U.S. Nuclear Strategy

When President Barack Obama was considering options prepared by the Pentagon for the future size and composition of the U.S. nuclear arsenal, the Global Zero U.S. Nuclear Policy Commission – chaired by former Vice Chairman of the Joint Chiefs of Staff General (Ret.) James E. Cartwright – issued a report calling for the U.S. and Russia to reduce their nuclear arsenals 80% to 900 total weapons each. This bold step would pave the way to bringing other nuclear weapons countries into the first multilateral nuclear arms negotiations in history. The report, which outlines a detailed proposal for a modernized U.S. nuclear strategy, force structure and posture, received prominent coverage in leading outlets, the Financial Times concluding:

"Global Zero makes a good case for such a deep cut.
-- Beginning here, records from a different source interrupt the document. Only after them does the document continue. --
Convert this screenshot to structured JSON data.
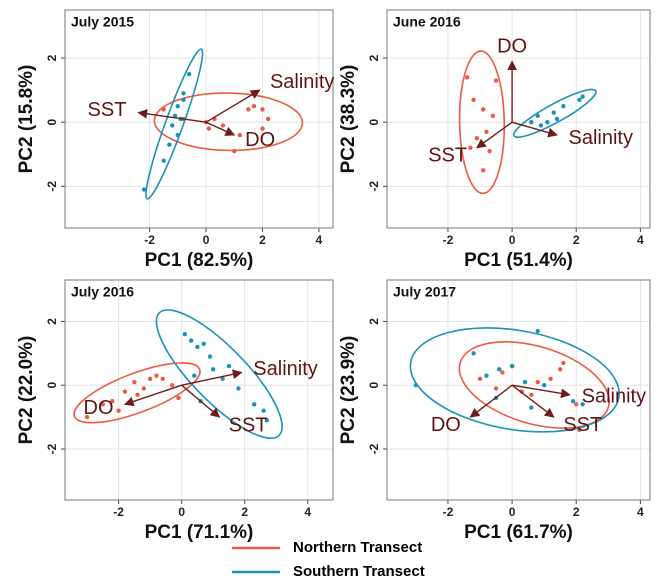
{
  "chart_data": [
    {
      "type": "scatter",
      "title": "July 2015",
      "x_label": "PC1 (82.5%)",
      "y_label": "PC2 (15.8%)",
      "xlim": [
        -5,
        4.5
      ],
      "ylim": [
        -3.3,
        3.5
      ],
      "xticks": [
        -2,
        0,
        2,
        4
      ],
      "yticks": [
        -2,
        0,
        2
      ],
      "grid": true,
      "series": [
        {
          "name": "Northern Transect",
          "color": "#ec5a45",
          "x": [
            -1.5,
            -0.8,
            0,
            0.3,
            0.6,
            1.0,
            1.2,
            1.5,
            1.7,
            2.0,
            2.2,
            2.0,
            0.1
          ],
          "y": [
            0.4,
            0.1,
            0,
            0.1,
            -0.1,
            -0.9,
            -0.4,
            0.4,
            0.5,
            0.4,
            0.1,
            -0.2,
            -0.2
          ]
        },
        {
          "name": "Southern Transect",
          "color": "#1a93b5",
          "x": [
            -0.6,
            -0.8,
            -1.0,
            -1.1,
            -1.2,
            -1.0,
            -1.3,
            -1.5,
            -0.9,
            -0.8,
            -2.2
          ],
          "y": [
            1.5,
            0.9,
            0.5,
            0.2,
            -0.1,
            -0.4,
            -0.7,
            -1.2,
            0.1,
            0.7,
            -2.1
          ]
        }
      ],
      "loading_color": "#6e1c1c",
      "loadings": [
        {
          "name": "SST",
          "x": -2.4,
          "y": 0.3
        },
        {
          "name": "Salinity",
          "x": 1.9,
          "y": 1.0
        },
        {
          "name": "DO",
          "x": 1.0,
          "y": -0.4
        }
      ]
    },
    {
      "type": "scatter",
      "title": "June 2016",
      "x_label": "PC1 (51.4%)",
      "y_label": "PC2 (38.3%)",
      "xlim": [
        -3.9,
        4.3
      ],
      "ylim": [
        -3.3,
        3.5
      ],
      "xticks": [
        -2,
        0,
        2,
        4
      ],
      "yticks": [
        -2,
        0,
        2
      ],
      "grid": true,
      "series": [
        {
          "name": "Northern Transect",
          "color": "#ec5a45",
          "x": [
            -1.4,
            -1.2,
            -0.9,
            -0.6,
            -0.8,
            -1.1,
            -0.7,
            -1.3,
            -0.5,
            -0.9
          ],
          "y": [
            1.4,
            0.7,
            0.4,
            0.2,
            -0.3,
            -0.5,
            -0.9,
            -0.8,
            1.3,
            -1.5
          ]
        },
        {
          "name": "Southern Transect",
          "color": "#1a93b5",
          "x": [
            0.6,
            0.8,
            1.1,
            1.3,
            1.6,
            2.1,
            2.2,
            0.9,
            1.4
          ],
          "y": [
            0,
            0.2,
            0,
            0.3,
            0.5,
            0.7,
            0.8,
            -0.1,
            0.1
          ]
        }
      ],
      "loading_color": "#6e1c1c",
      "loadings": [
        {
          "name": "DO",
          "x": 0,
          "y": 1.9
        },
        {
          "name": "SST",
          "x": -1.1,
          "y": -0.8
        },
        {
          "name": "Salinity",
          "x": 1.4,
          "y": -0.4
        }
      ]
    },
    {
      "type": "scatter",
      "title": "July 2016",
      "x_label": "PC1 (71.1%)",
      "y_label": "PC2 (22.0%)",
      "xlim": [
        -3.7,
        4.8
      ],
      "ylim": [
        -3.6,
        3.3
      ],
      "xticks": [
        -2,
        0,
        2,
        4
      ],
      "yticks": [
        -2,
        0,
        2
      ],
      "grid": true,
      "series": [
        {
          "name": "Northern Transect",
          "color": "#ec5a45",
          "x": [
            -3.0,
            -2.5,
            -2.2,
            -1.8,
            -1.5,
            -1.2,
            -1.0,
            -0.6,
            -0.3,
            -0.1,
            -2.0,
            -0.8,
            -1.4
          ],
          "y": [
            -1.0,
            -0.6,
            -0.5,
            -0.2,
            0.1,
            -0.1,
            0.2,
            0.2,
            0,
            -0.4,
            -0.8,
            0.3,
            -0.3
          ]
        },
        {
          "name": "Southern Transect",
          "color": "#1a93b5",
          "x": [
            0.1,
            0.3,
            0.5,
            0.7,
            0.9,
            1.0,
            1.3,
            1.8,
            2.3,
            2.6,
            2.7,
            0.6,
            1.5,
            0.4
          ],
          "y": [
            1.6,
            1.4,
            1.2,
            1.3,
            0.9,
            0.5,
            0.2,
            -0.1,
            -0.6,
            -0.8,
            -1.1,
            -0.5,
            0.6,
            0.3
          ]
        }
      ],
      "loading_color": "#6e1c1c",
      "loadings": [
        {
          "name": "Salinity",
          "x": 1.9,
          "y": 0.4
        },
        {
          "name": "DO",
          "x": -1.8,
          "y": -0.6
        },
        {
          "name": "SST",
          "x": 1.2,
          "y": -1.0
        }
      ]
    },
    {
      "type": "scatter",
      "title": "July 2017",
      "x_label": "PC1 (61.7%)",
      "y_label": "PC2 (23.9%)",
      "xlim": [
        -3.9,
        4.3
      ],
      "ylim": [
        -3.6,
        3.3
      ],
      "xticks": [
        -2,
        0,
        2,
        4
      ],
      "yticks": [
        -2,
        0,
        2
      ],
      "grid": true,
      "series": [
        {
          "name": "Northern Transect",
          "color": "#ec5a45",
          "x": [
            -1.0,
            -0.5,
            0,
            0.3,
            0.8,
            1.2,
            1.6,
            2.0,
            2.1,
            -0.3,
            0.6,
            1.5
          ],
          "y": [
            0.2,
            -0.1,
            0.6,
            -0.2,
            0.1,
            0.2,
            0.7,
            -0.6,
            -1.4,
            0.4,
            -0.3,
            0.5
          ]
        },
        {
          "name": "Southern Transect",
          "color": "#1a93b5",
          "x": [
            -3.0,
            -1.2,
            -0.8,
            -0.4,
            0,
            0.4,
            0.8,
            1.0,
            1.9,
            2.2,
            -0.5,
            0.6
          ],
          "y": [
            0,
            1.0,
            0.3,
            0.5,
            0.6,
            0.1,
            1.7,
            0,
            -0.5,
            -0.6,
            -0.4,
            -0.7
          ]
        }
      ],
      "loading_color": "#6e1c1c",
      "loadings": [
        {
          "name": "Salinity",
          "x": 1.8,
          "y": -0.3
        },
        {
          "name": "DO",
          "x": -1.3,
          "y": -1.0
        },
        {
          "name": "SST",
          "x": 1.3,
          "y": -1.0
        }
      ]
    }
  ]
}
An arsenal of 900 weapons would easily meet the reasonable need for mutual deterrence and vastly exceeds what is needed by either Washington or Moscow to deter third countries."
Shortly after the release of the report, The New York Times endorsed Global Zero's call to reduce the U.S. and Russian nuclear arsenals and urged members of Congress to get beyond "their cold war obsessions."
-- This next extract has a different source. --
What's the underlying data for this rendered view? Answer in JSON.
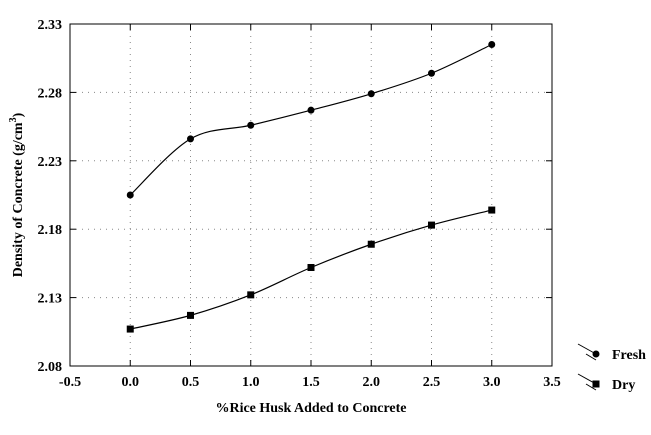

In July 2012, General Cartwright and Ambassador Thomas Pickering testified before the U.S. Senate regarding the report and the implications of its recommendations for the defense budget. Global Zero’s proposed strategy could save the United States up to $120 billion over the next 15 years while strengthening national security and paving the way for the first-in-history multilateral negotiations for the total elimination of nuclear weapons worldwide. 
Senior Russian officials were briefed on this report in November 2012 at a Global Zero conference hosted jointly with the Russian International Affairs Council at the Moscow State Institute for International Relations.